Les températures de surface dans l’Arctique atteignent 118 degrés Celsius

Non, ce n’est pas seulement votre ville, l’Arctique se réchauffe deux fois plus vite que le reste du monde.

Température de surface de l'Arctique 2021
L’Arctique se réchauffe deux fois plus vite que le reste du monde

Si vous pensez que l’été de cette année est plutôt mauvais, pensez aux pauvres âmes de l’Arctique. Les températures de surface près de Verkhojansk ont atteint un pic de 118 degrés Fahrenheit (48 degrés Celsius) le 20 juin. Le cercle arctique est connu pour ses calottes de neige et ses températures négatives.
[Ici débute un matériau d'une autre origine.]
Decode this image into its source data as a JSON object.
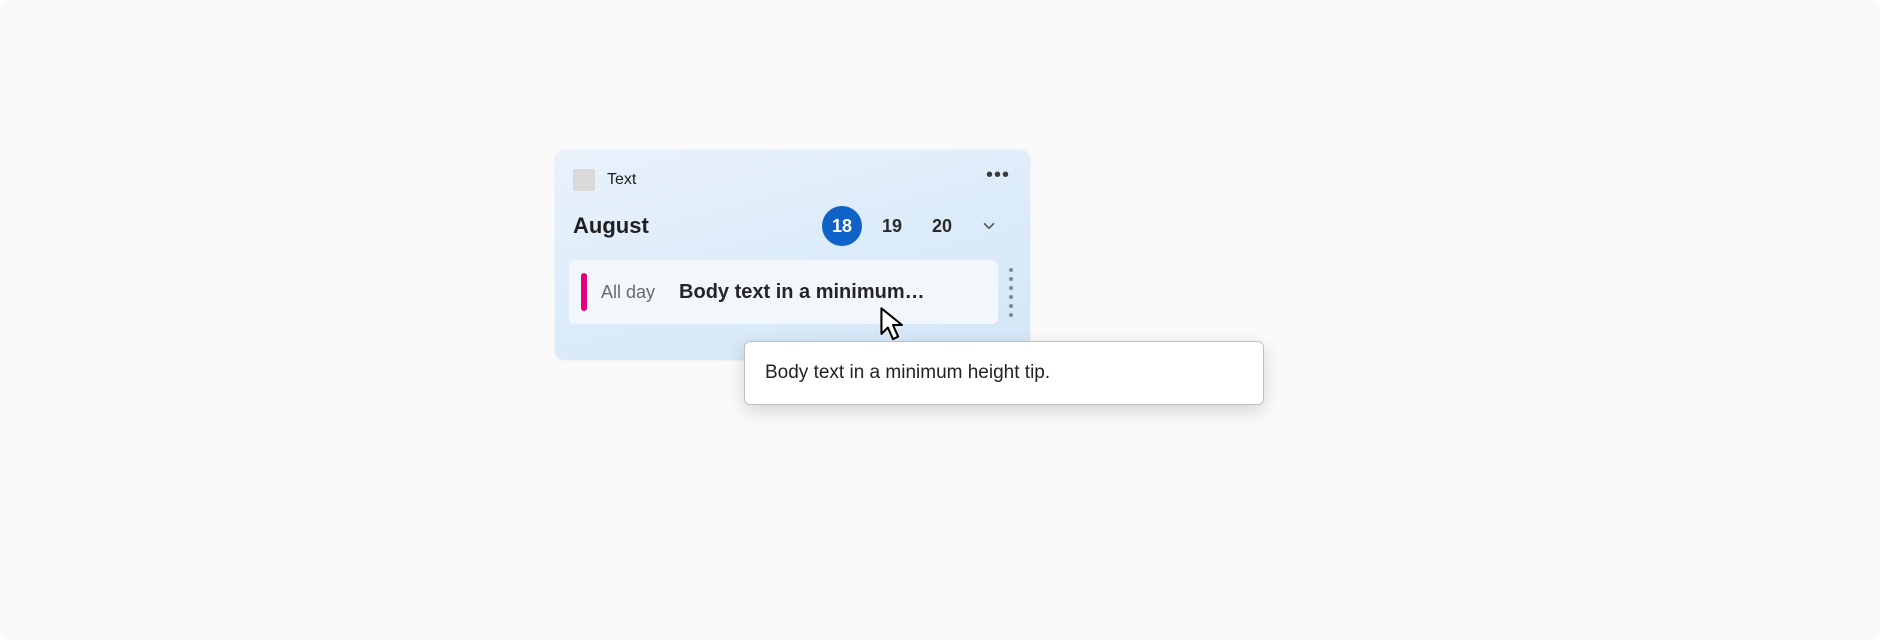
{
  "header": {
    "title": "Text"
  },
  "month": {
    "label": "August"
  },
  "dates": [
    {
      "value": "18",
      "selected": true
    },
    {
      "value": "19",
      "selected": false
    },
    {
      "value": "20",
      "selected": false
    }
  ],
  "event": {
    "time_label": "All day",
    "title": "Body text in a minimum…",
    "accent": "#e5007e"
  },
  "tooltip": {
    "text": "Body text in a minimum height tip."
  }
}
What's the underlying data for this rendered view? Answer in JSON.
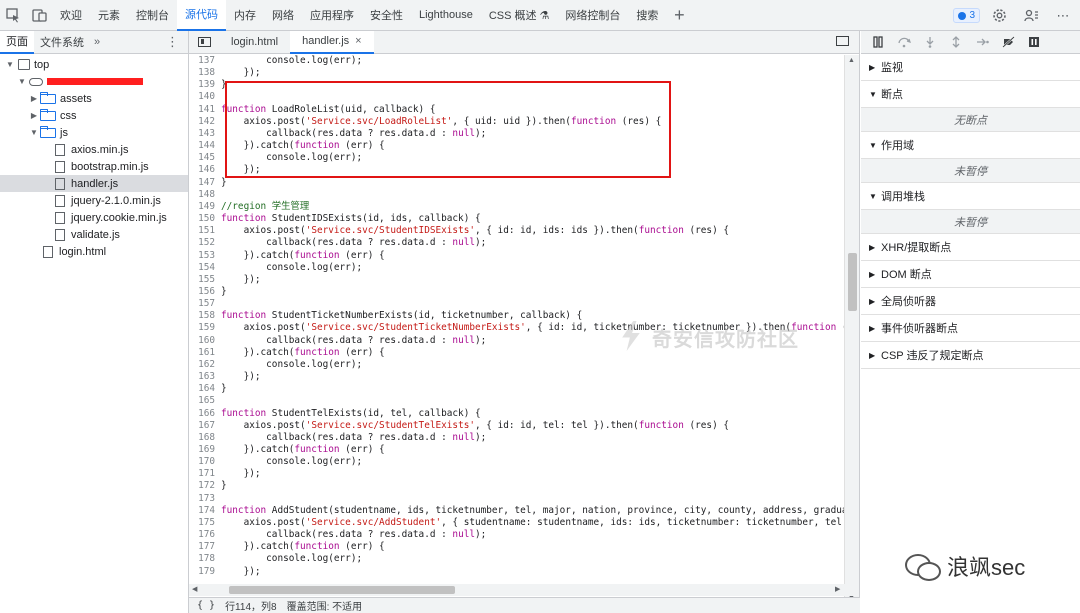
{
  "topbar": {
    "tabs": [
      "欢迎",
      "元素",
      "控制台",
      "源代码",
      "内存",
      "网络",
      "应用程序",
      "安全性",
      "Lighthouse",
      "CSS 概述 ⚗",
      "网络控制台",
      "搜索"
    ],
    "active_tab": "源代码",
    "issues_count": "3"
  },
  "navigator": {
    "tabs": [
      "页面",
      "文件系统"
    ],
    "more": "»",
    "menu": "⋮",
    "tree": [
      {
        "label": "top",
        "indent": 0,
        "arrow": "▼",
        "icon": "frame"
      },
      {
        "label": "",
        "indent": 1,
        "arrow": "▼",
        "icon": "cloud",
        "redacted": true
      },
      {
        "label": "assets",
        "indent": 2,
        "arrow": "▶",
        "icon": "folder"
      },
      {
        "label": "css",
        "indent": 2,
        "arrow": "▶",
        "icon": "folder"
      },
      {
        "label": "js",
        "indent": 2,
        "arrow": "▼",
        "icon": "folder"
      },
      {
        "label": "axios.min.js",
        "indent": 3,
        "arrow": "",
        "icon": "file"
      },
      {
        "label": "bootstrap.min.js",
        "indent": 3,
        "arrow": "",
        "icon": "file"
      },
      {
        "label": "handler.js",
        "indent": 3,
        "arrow": "",
        "icon": "file",
        "selected": true
      },
      {
        "label": "jquery-2.1.0.min.js",
        "indent": 3,
        "arrow": "",
        "icon": "file"
      },
      {
        "label": "jquery.cookie.min.js",
        "indent": 3,
        "arrow": "",
        "icon": "file"
      },
      {
        "label": "validate.js",
        "indent": 3,
        "arrow": "",
        "icon": "file"
      },
      {
        "label": "login.html",
        "indent": 2,
        "arrow": "",
        "icon": "file"
      }
    ]
  },
  "editor": {
    "tabs": [
      {
        "label": "login.html",
        "active": false
      },
      {
        "label": "handler.js",
        "active": true,
        "close": "×"
      }
    ],
    "lines": [
      {
        "n": "137",
        "tokens": [
          [
            "",
            "        console.log(err);"
          ]
        ]
      },
      {
        "n": "138",
        "tokens": [
          [
            "",
            "    });"
          ]
        ]
      },
      {
        "n": "139",
        "tokens": [
          [
            "",
            "}"
          ]
        ]
      },
      {
        "n": "140",
        "tokens": [
          [
            "",
            ""
          ]
        ]
      },
      {
        "n": "141",
        "tokens": [
          [
            "kw",
            "function"
          ],
          [
            "",
            " LoadRoleList(uid, callback) {"
          ]
        ]
      },
      {
        "n": "142",
        "tokens": [
          [
            "",
            "    axios.post("
          ],
          [
            "str",
            "'Service.svc/LoadRoleList'"
          ],
          [
            "",
            ", { uid: uid }).then("
          ],
          [
            "kw",
            "function"
          ],
          [
            "",
            " (res) {"
          ]
        ]
      },
      {
        "n": "143",
        "tokens": [
          [
            "",
            "        callback(res.data ? res.data.d : "
          ],
          [
            "kw",
            "null"
          ],
          [
            "",
            ");"
          ]
        ]
      },
      {
        "n": "144",
        "tokens": [
          [
            "",
            "    }).catch("
          ],
          [
            "kw",
            "function"
          ],
          [
            "",
            " (err) {"
          ]
        ]
      },
      {
        "n": "145",
        "tokens": [
          [
            "",
            "        console.log(err);"
          ]
        ]
      },
      {
        "n": "146",
        "tokens": [
          [
            "",
            "    });"
          ]
        ]
      },
      {
        "n": "147",
        "tokens": [
          [
            "",
            "}"
          ]
        ]
      },
      {
        "n": "148",
        "tokens": [
          [
            "",
            ""
          ]
        ]
      },
      {
        "n": "149",
        "tokens": [
          [
            "cm",
            "//region 学生管理"
          ]
        ]
      },
      {
        "n": "150",
        "tokens": [
          [
            "kw",
            "function"
          ],
          [
            "",
            " StudentIDSExists(id, ids, callback) {"
          ]
        ]
      },
      {
        "n": "151",
        "tokens": [
          [
            "",
            "    axios.post("
          ],
          [
            "str",
            "'Service.svc/StudentIDSExists'"
          ],
          [
            "",
            ", { id: id, ids: ids }).then("
          ],
          [
            "kw",
            "function"
          ],
          [
            "",
            " (res) {"
          ]
        ]
      },
      {
        "n": "152",
        "tokens": [
          [
            "",
            "        callback(res.data ? res.data.d : "
          ],
          [
            "kw",
            "null"
          ],
          [
            "",
            ");"
          ]
        ]
      },
      {
        "n": "153",
        "tokens": [
          [
            "",
            "    }).catch("
          ],
          [
            "kw",
            "function"
          ],
          [
            "",
            " (err) {"
          ]
        ]
      },
      {
        "n": "154",
        "tokens": [
          [
            "",
            "        console.log(err);"
          ]
        ]
      },
      {
        "n": "155",
        "tokens": [
          [
            "",
            "    });"
          ]
        ]
      },
      {
        "n": "156",
        "tokens": [
          [
            "",
            "}"
          ]
        ]
      },
      {
        "n": "157",
        "tokens": [
          [
            "",
            ""
          ]
        ]
      },
      {
        "n": "158",
        "tokens": [
          [
            "kw",
            "function"
          ],
          [
            "",
            " StudentTicketNumberExists(id, ticketnumber, callback) {"
          ]
        ]
      },
      {
        "n": "159",
        "tokens": [
          [
            "",
            "    axios.post("
          ],
          [
            "str",
            "'Service.svc/StudentTicketNumberExists'"
          ],
          [
            "",
            ", { id: id, ticketnumber: ticketnumber }).then("
          ],
          [
            "kw",
            "function"
          ],
          [
            "",
            " ("
          ]
        ]
      },
      {
        "n": "160",
        "tokens": [
          [
            "",
            "        callback(res.data ? res.data.d : "
          ],
          [
            "kw",
            "null"
          ],
          [
            "",
            ");"
          ]
        ]
      },
      {
        "n": "161",
        "tokens": [
          [
            "",
            "    }).catch("
          ],
          [
            "kw",
            "function"
          ],
          [
            "",
            " (err) {"
          ]
        ]
      },
      {
        "n": "162",
        "tokens": [
          [
            "",
            "        console.log(err);"
          ]
        ]
      },
      {
        "n": "163",
        "tokens": [
          [
            "",
            "    });"
          ]
        ]
      },
      {
        "n": "164",
        "tokens": [
          [
            "",
            "}"
          ]
        ]
      },
      {
        "n": "165",
        "tokens": [
          [
            "",
            ""
          ]
        ]
      },
      {
        "n": "166",
        "tokens": [
          [
            "kw",
            "function"
          ],
          [
            "",
            " StudentTelExists(id, tel, callback) {"
          ]
        ]
      },
      {
        "n": "167",
        "tokens": [
          [
            "",
            "    axios.post("
          ],
          [
            "str",
            "'Service.svc/StudentTelExists'"
          ],
          [
            "",
            ", { id: id, tel: tel }).then("
          ],
          [
            "kw",
            "function"
          ],
          [
            "",
            " (res) {"
          ]
        ]
      },
      {
        "n": "168",
        "tokens": [
          [
            "",
            "        callback(res.data ? res.data.d : "
          ],
          [
            "kw",
            "null"
          ],
          [
            "",
            ");"
          ]
        ]
      },
      {
        "n": "169",
        "tokens": [
          [
            "",
            "    }).catch("
          ],
          [
            "kw",
            "function"
          ],
          [
            "",
            " (err) {"
          ]
        ]
      },
      {
        "n": "170",
        "tokens": [
          [
            "",
            "        console.log(err);"
          ]
        ]
      },
      {
        "n": "171",
        "tokens": [
          [
            "",
            "    });"
          ]
        ]
      },
      {
        "n": "172",
        "tokens": [
          [
            "",
            "}"
          ]
        ]
      },
      {
        "n": "173",
        "tokens": [
          [
            "",
            ""
          ]
        ]
      },
      {
        "n": "174",
        "tokens": [
          [
            "kw",
            "function"
          ],
          [
            "",
            " AddStudent(studentname, ids, ticketnumber, tel, major, nation, province, city, county, address, gradua"
          ]
        ]
      },
      {
        "n": "175",
        "tokens": [
          [
            "",
            "    axios.post("
          ],
          [
            "str",
            "'Service.svc/AddStudent'"
          ],
          [
            "",
            ", { studentname: studentname, ids: ids, ticketnumber: ticketnumber, tel:"
          ]
        ]
      },
      {
        "n": "176",
        "tokens": [
          [
            "",
            "        callback(res.data ? res.data.d : "
          ],
          [
            "kw",
            "null"
          ],
          [
            "",
            ");"
          ]
        ]
      },
      {
        "n": "177",
        "tokens": [
          [
            "",
            "    }).catch("
          ],
          [
            "kw",
            "function"
          ],
          [
            "",
            " (err) {"
          ]
        ]
      },
      {
        "n": "178",
        "tokens": [
          [
            "",
            "        console.log(err);"
          ]
        ]
      },
      {
        "n": "179",
        "tokens": [
          [
            "",
            "    });"
          ]
        ]
      }
    ],
    "status": {
      "braces": "{ }",
      "position": "行114，列8",
      "coverage": "覆盖范围: 不适用"
    },
    "watermark": "奇安信攻防社区"
  },
  "debugger": {
    "sections": [
      {
        "label": "监视",
        "arrow": "▶"
      },
      {
        "label": "断点",
        "arrow": "▼",
        "empty": "无断点"
      },
      {
        "label": "作用域",
        "arrow": "▼",
        "empty": "未暂停"
      },
      {
        "label": "调用堆栈",
        "arrow": "▼",
        "empty": "未暂停"
      },
      {
        "label": "XHR/提取断点",
        "arrow": "▶"
      },
      {
        "label": "DOM 断点",
        "arrow": "▶"
      },
      {
        "label": "全局侦听器",
        "arrow": "▶"
      },
      {
        "label": "事件侦听器断点",
        "arrow": "▶"
      },
      {
        "label": "CSP 违反了规定断点",
        "arrow": "▶"
      }
    ]
  },
  "footer_watermark": "浪飒sec"
}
Les températures ont été enregistrées par les satellites Sentinel 3A et 3B de Copernicus. Le programme Copernicus est géré par l’Agence spatiale européenne et surveille les conditions terrestres, océaniques et atmosphériques à l’aide de radars et d’images multispectrales. Chaque mission Sentinel comprend deux satellites de la constellation pour assurer la couverture et la robustesse des données.

La Direction générale de l’industrie de la défense et de l’espace a également tweeté que les températures de l’air dans la ville de Saskylah avaient atteint 90 degrés Fahrenheit (32 degrés Celsius), soit les plus élevées jamais enregistrées depuis 1936.

https://twitter.com/defis_eu/status/1406979046852993025

Il est important de noter que la température enregistrée près de Verkhojansk était une température terrestre. La température de l’air était de 86 degrés Fahrenheit (30 degrés Celsius). Pour le cercle polaire, 30 degrés, c’est aussi très chaud.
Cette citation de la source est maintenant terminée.